ROUEN, DANS UNE NUIT DE MAI 1890
Chapitre 3
L’agresseur s’était fondu dans la nuit à l’approche des bruits de pas
et des échanges à voix basses provenant de la cour intérieure.
Il n’avait pu emporter que peu d’argent. Pas assez ! Mais sa
liberté était à ce maigre prix.
Il ne rencontra âme qui vive sur son chemin jusqu’à la rue du Petit
Salut où il regagna sa chambre en catimini pour ne pas être surpris.
A cette heure de la nuit, personne n’avait dû s’apercevoir de son
absence. Du moins, l’espérait-il.
Aussitôt, dans sa chambre, il fit un brin de toilette et surtout
changea de chemise, celle qu’il portait était maculée de sang, du sang qu’il
fallait absolument faire disparaître. Cette lessive achevée, il s’allongea sur
sa paillasse, guettant les bruits dans l’escalier menant au palier où trois
portes donnaient accès à trois chambres inconfortables mais relativement bon
marchées. Les commodités, peu commodes d’ailleurs, se trouvaient dans la cour,
pompe afin de s’approvisionner en eau et trou d’aisance malodorant.
Il guettait donc des bruits de pas, ceux de Edmond Henry, son voisin
de palier revenant du café où il servait comme garçon.
Il lui fallait un témoin et un
alibi, aussi avait-il eu l’idée d’inviter ce camarade qui ainsi pouvait
attester qu’il était bien chez lui à l’heure où quelques rues plus loin, un
acte criminel venait de se produire.
Des pas un peu traînants se firent entendre. Lorsqu’ils s’arrêtèrent
sur le palier, Constant Roy (car il
s’agissait bien de lui, pourquoi vous le cacher plus longtemps, vous l’aviez
deviné) ouvrit sa porte et découvrit son voisin qui une clef en main s’apprêtait
à entrer dans sa chambre.
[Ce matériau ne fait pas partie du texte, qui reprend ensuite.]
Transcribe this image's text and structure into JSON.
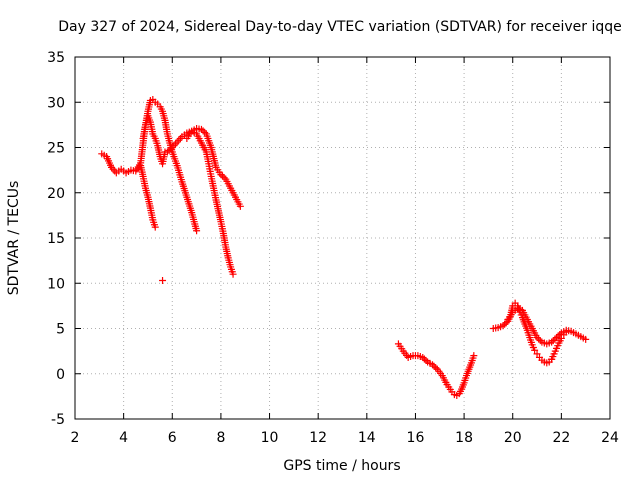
{
  "chart_data": {
    "type": "scatter",
    "title": "Day 327 of 2024, Sidereal Day-to-day VTEC variation (SDTVAR) for receiver iqqe",
    "xlabel": "GPS time / hours",
    "ylabel": "SDTVAR / TECUs",
    "xlim": [
      2,
      24
    ],
    "ylim": [
      -5,
      35
    ],
    "xticks": [
      "2",
      "4",
      "6",
      "8",
      "10",
      "12",
      "14",
      "16",
      "18",
      "20",
      "22",
      "24"
    ],
    "yticks": [
      "-5",
      "0",
      "5",
      "10",
      "15",
      "20",
      "25",
      "30",
      "35"
    ],
    "grid": true,
    "marker": "+",
    "color": "#ff0000",
    "series": [
      {
        "name": "arc-1",
        "x": [
          3.1,
          3.3,
          3.5,
          3.7,
          3.9,
          4.1,
          4.3,
          4.5,
          4.7,
          4.8,
          4.9,
          5.0,
          5.1,
          5.2,
          5.3,
          5.4,
          5.5,
          5.6,
          5.7
        ],
        "y": [
          24.3,
          24.0,
          22.8,
          22.2,
          22.6,
          22.2,
          22.5,
          22.4,
          23.3,
          25.5,
          27.5,
          28.5,
          27.8,
          26.5,
          26.0,
          25.2,
          24.0,
          23.2,
          24.5
        ]
      },
      {
        "name": "arc-2",
        "x": [
          4.7,
          4.8,
          4.9,
          5.0,
          5.1,
          5.2,
          5.3
        ],
        "y": [
          23.0,
          21.8,
          20.5,
          19.5,
          18.3,
          17.0,
          16.2
        ]
      },
      {
        "name": "arc-3",
        "x": [
          4.8,
          4.9,
          5.0,
          5.1,
          5.2,
          5.3,
          5.4,
          5.5,
          5.6,
          5.7,
          5.8,
          5.9,
          6.0,
          6.2,
          6.4,
          6.6,
          6.8,
          7.0
        ],
        "y": [
          26.0,
          27.5,
          29.0,
          30.2,
          30.3,
          30.0,
          29.8,
          29.5,
          29.0,
          28.0,
          26.5,
          25.5,
          24.5,
          23.0,
          21.2,
          19.5,
          17.8,
          15.8
        ]
      },
      {
        "name": "arc-4",
        "x": [
          5.8,
          6.0,
          6.2,
          6.4,
          6.6,
          6.8,
          7.0,
          7.2,
          7.4,
          7.5,
          7.6,
          7.7,
          7.8,
          7.9,
          8.0,
          8.1,
          8.2,
          8.3,
          8.4,
          8.5
        ],
        "y": [
          24.5,
          25.0,
          25.6,
          26.2,
          26.6,
          26.8,
          26.5,
          25.5,
          24.5,
          23.2,
          21.8,
          20.5,
          19.2,
          18.0,
          16.8,
          15.5,
          14.0,
          12.8,
          11.8,
          11.0
        ]
      },
      {
        "name": "arc-5",
        "x": [
          6.6,
          6.8,
          7.0,
          7.2,
          7.4,
          7.6,
          7.8,
          8.0,
          8.2,
          8.4,
          8.6,
          8.8
        ],
        "y": [
          26.0,
          26.8,
          27.1,
          27.0,
          26.5,
          25.0,
          22.8,
          22.0,
          21.5,
          20.5,
          19.5,
          18.5
        ]
      },
      {
        "name": "outlier",
        "x": [
          5.6
        ],
        "y": [
          10.3
        ]
      },
      {
        "name": "arc-6",
        "x": [
          15.3,
          15.5,
          15.7,
          15.9,
          16.1,
          16.3,
          16.5,
          16.7,
          16.9,
          17.1,
          17.3,
          17.5,
          17.6,
          17.7,
          17.8,
          17.9,
          18.0,
          18.1,
          18.2,
          18.3,
          18.4
        ],
        "y": [
          3.3,
          2.5,
          1.8,
          2.0,
          2.0,
          1.8,
          1.3,
          1.0,
          0.5,
          -0.2,
          -1.2,
          -2.0,
          -2.3,
          -2.4,
          -2.2,
          -1.7,
          -1.0,
          -0.2,
          0.5,
          1.2,
          2.0
        ]
      },
      {
        "name": "arc-7",
        "x": [
          19.2,
          19.4,
          19.6,
          19.8,
          19.9,
          20.0,
          20.1,
          20.2,
          20.3,
          20.4,
          20.5,
          20.6,
          20.7,
          20.8,
          20.9,
          21.0,
          21.1,
          21.2,
          21.3,
          21.4,
          21.5,
          21.6
        ],
        "y": [
          5.0,
          5.1,
          5.3,
          5.8,
          6.3,
          7.5,
          7.8,
          7.5,
          6.8,
          6.2,
          5.5,
          4.8,
          4.0,
          3.2,
          2.6,
          2.2,
          1.8,
          1.5,
          1.3,
          1.2,
          1.3,
          1.6
        ]
      },
      {
        "name": "arc-8",
        "x": [
          19.8,
          20.0,
          20.2,
          20.4,
          20.6,
          20.8,
          21.0,
          21.2,
          21.4,
          21.6,
          21.8,
          22.0,
          22.2,
          22.4,
          22.6,
          22.8,
          23.0
        ],
        "y": [
          6.0,
          6.8,
          7.2,
          7.0,
          6.0,
          5.0,
          4.0,
          3.5,
          3.3,
          3.5,
          4.0,
          4.5,
          4.8,
          4.7,
          4.4,
          4.1,
          3.8
        ]
      },
      {
        "name": "arc-9",
        "x": [
          21.6,
          21.7,
          21.8,
          21.9,
          22.0,
          22.1,
          22.2
        ],
        "y": [
          1.6,
          2.2,
          2.8,
          3.4,
          3.9,
          4.3,
          4.6
        ]
      }
    ]
  }
}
Il semblait harassé et visiblement n’avait qu’une
envie, se mettre au lit.
« Salut ! J’ t’attendais !
-
Ah ! Et pourquoi donc ?
-
T’aurais pas d’ la bougie, j’en manque? Et puis,
j’ voulais t’inviter à souper.
-
C’est qu’ j’en ai plein les pattes, pardi, et
qu’ j’aimerais bien m’ coucher. Attends, j’ regarde pour la bougie.
-
Allez, viens donc ! C’est moi
qu’invite !
-
Toi, j’ croyais qu’ t’étais fauché ?
-
J’viens d’ recevoir un peu d’ ma famille, pour
m’aider, alors, ça s’ fête !
Il fallait que l’autre acceptât aussi Constant Roy se fit convainquant,
voir suppliant, jusqu’au moment où l’autre accepta, sans grand enthousiasme, il
faut bien le dire.
Alors, tous deux se rendirent par les rues rouennaises désertes
jusqu’au café de la veuve Salles où ils s’attablèrent dans un coin à l’écart
pour festoyer, oui, festoyer, car s’était bien là un festin qui coûta cinq
francs, ce qui n’était pas rien. Etonnant pour quelqu’un qui se disait sans le
sou
Au menu : Des œufs, du jambon et une tranche de veau. Le tout,
bien arrosé, comme il se doit.
Au moment de régler l’addition, Edmond Henry fut terriblement étonné
de voir son camarade sortir autant de pièces de monnaie de sa poche, que des
pièces d’un franc, parmi lesquelles se trouvait une petite pièce grecque qui
attira son attention. En homme de bon sens, il se demanda si Constant Roy avait
réglé ses dettes avant de dépenser autant sans compter. Mais l’autre affichait
une bonne humeur, non feinte, et une inconscience loin d’être en rapport avec
sa situation précaire. Chômeur et criblé de dettes.
Le retour vers le logis de leur logeuse se fit joyeusement, en
discutant de choses et d’autres, sans grandes importances.
Un caprice de Constant Roy leur fit faire un crochet par la rue des
charrettes, alors qu’il fut plus court de prendre par les quais.
Pourquoi cette envie soudaine ?
La suite nous apportera sans doute la réponse.